In 2018, a consultant projected the Verona School District, which covers the town and city of Verona, parts of Fitchburg and Madison, and the towns of Middleton, Montrose and Springdale, would increase by 1,441 students by 2030.

Gorrell described the rearranging of schools — and putting in $17.8 million worth of renovations across the district — as a “follow the bouncing ball kind of thing.”
The former high school, which consisted of a main building and another building called the “K-wing,” is now the home to four different schools.

Badger Ridge Middle School and Verona Area Core Knowledge Charter, which shared a building directly to the north of the former high school, are moving into the main building of the old high school.

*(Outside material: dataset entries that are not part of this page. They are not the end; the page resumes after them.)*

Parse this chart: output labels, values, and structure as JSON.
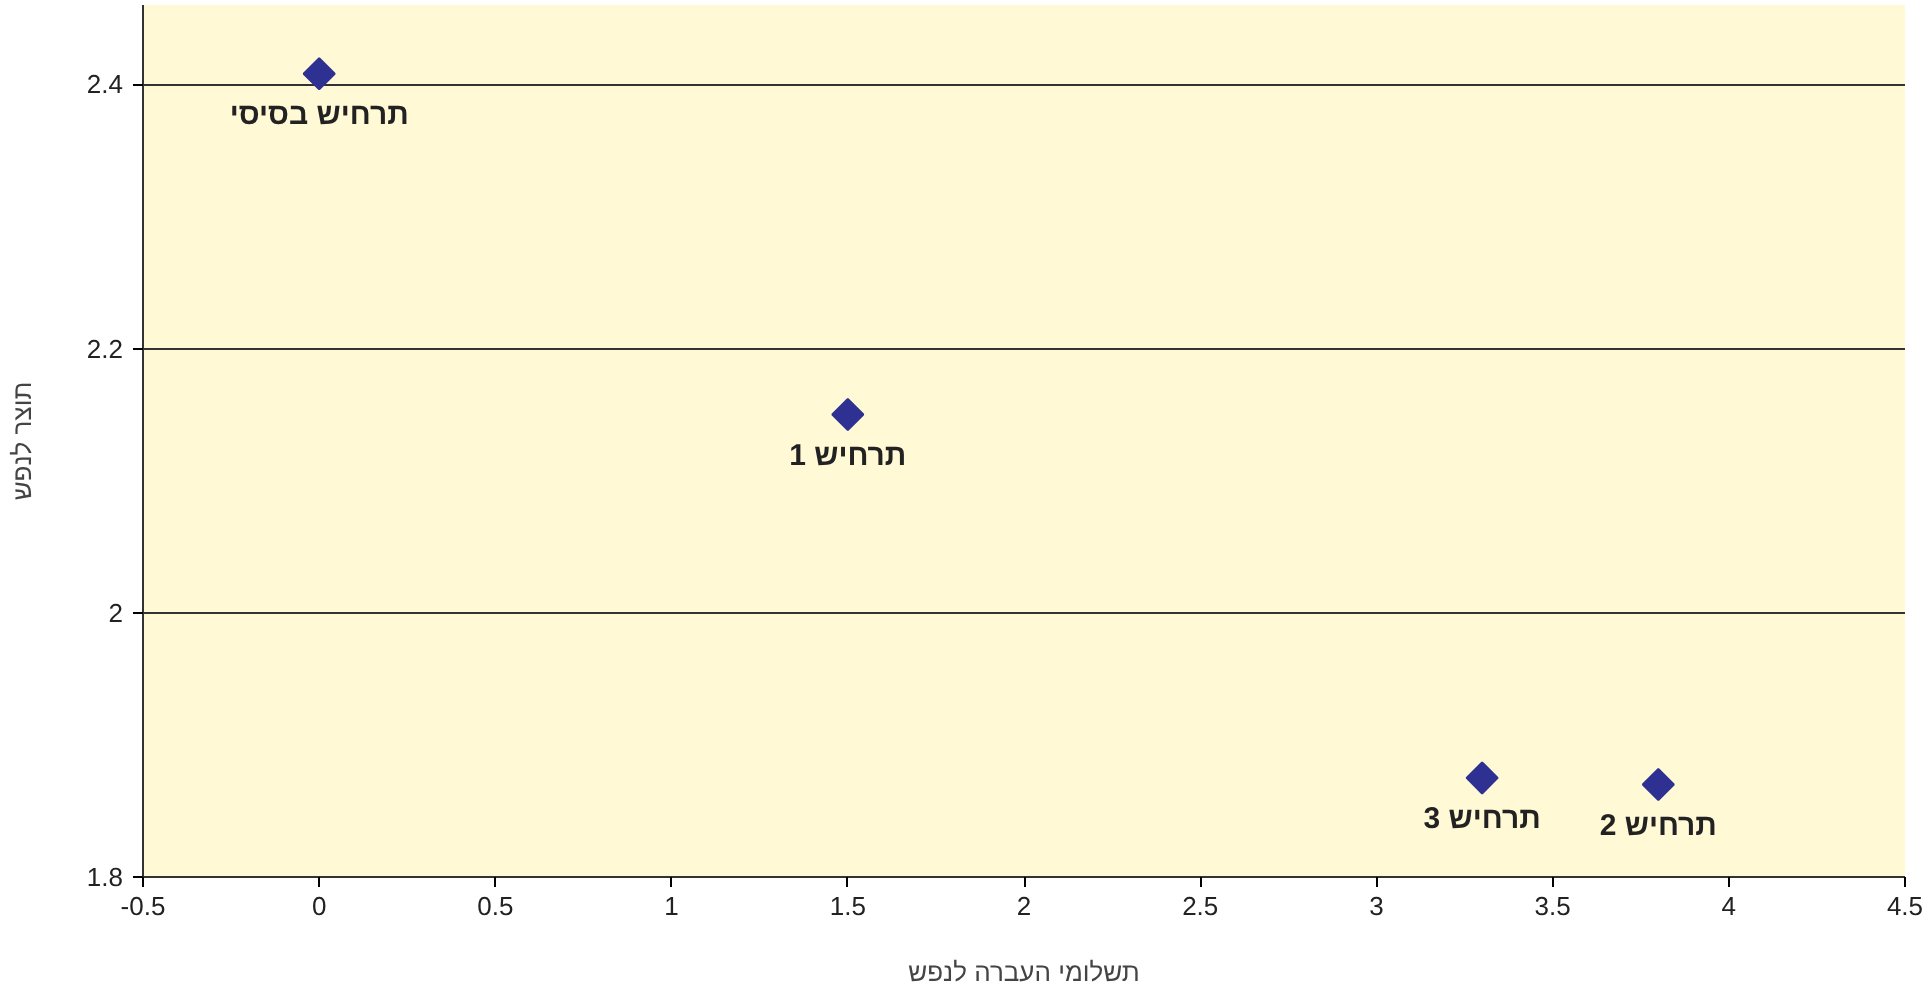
{
  "chart_data": {
    "type": "scatter",
    "xlabel": "תשלומי העברה לנפש",
    "ylabel": "תוצר לנפש",
    "x": [
      0,
      1.5,
      3.3,
      3.8
    ],
    "series": [
      {
        "color": "#2e3192",
        "values": [
          2.408,
          2.15,
          1.875,
          1.87
        ]
      }
    ],
    "marker": "diamond",
    "xlim": [
      -0.5,
      4.5
    ],
    "xticks": [
      -0.5,
      0,
      0.5,
      1,
      1.5,
      2,
      2.5,
      3,
      3.5,
      4,
      4.5
    ],
    "ylim": [
      1.8,
      2.46
    ],
    "yticks": [
      1.8,
      2,
      2.2,
      2.4
    ],
    "grid": "y",
    "annotations": [
      {
        "text": "תרחיש בסיסי",
        "x": 0,
        "y": 2.408
      },
      {
        "text": "תרחיש 1",
        "x": 1.5,
        "y": 2.15
      },
      {
        "text": "תרחיש 3",
        "x": 3.3,
        "y": 1.875
      },
      {
        "text": "תרחיש 2",
        "x": 3.8,
        "y": 1.87
      }
    ]
  }
}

In turn, the former Badger Ridge building has become Sugar Creek Elementary School, which is leaving an outdated building in Downtown Verona built in 1956.

The K-wing building of the former high school campus now holds the district’s two other charter schools — Verona Area International School and New Century Charter School — which had been located in the Stoner Prairie Elementary School in Fitchburg and a century-old building attached to the former Sugar Creek, respectively.

Gorrell said the school rearrangement plan, referred to by the district as “lift and shift,” was developed after a 2015 referendum to purchase the land the new high school was built on and another parcel for future school development.

The moving of schools gives the district enough space capacity to absorb growth at all grade levels for the next five to seven years, he said.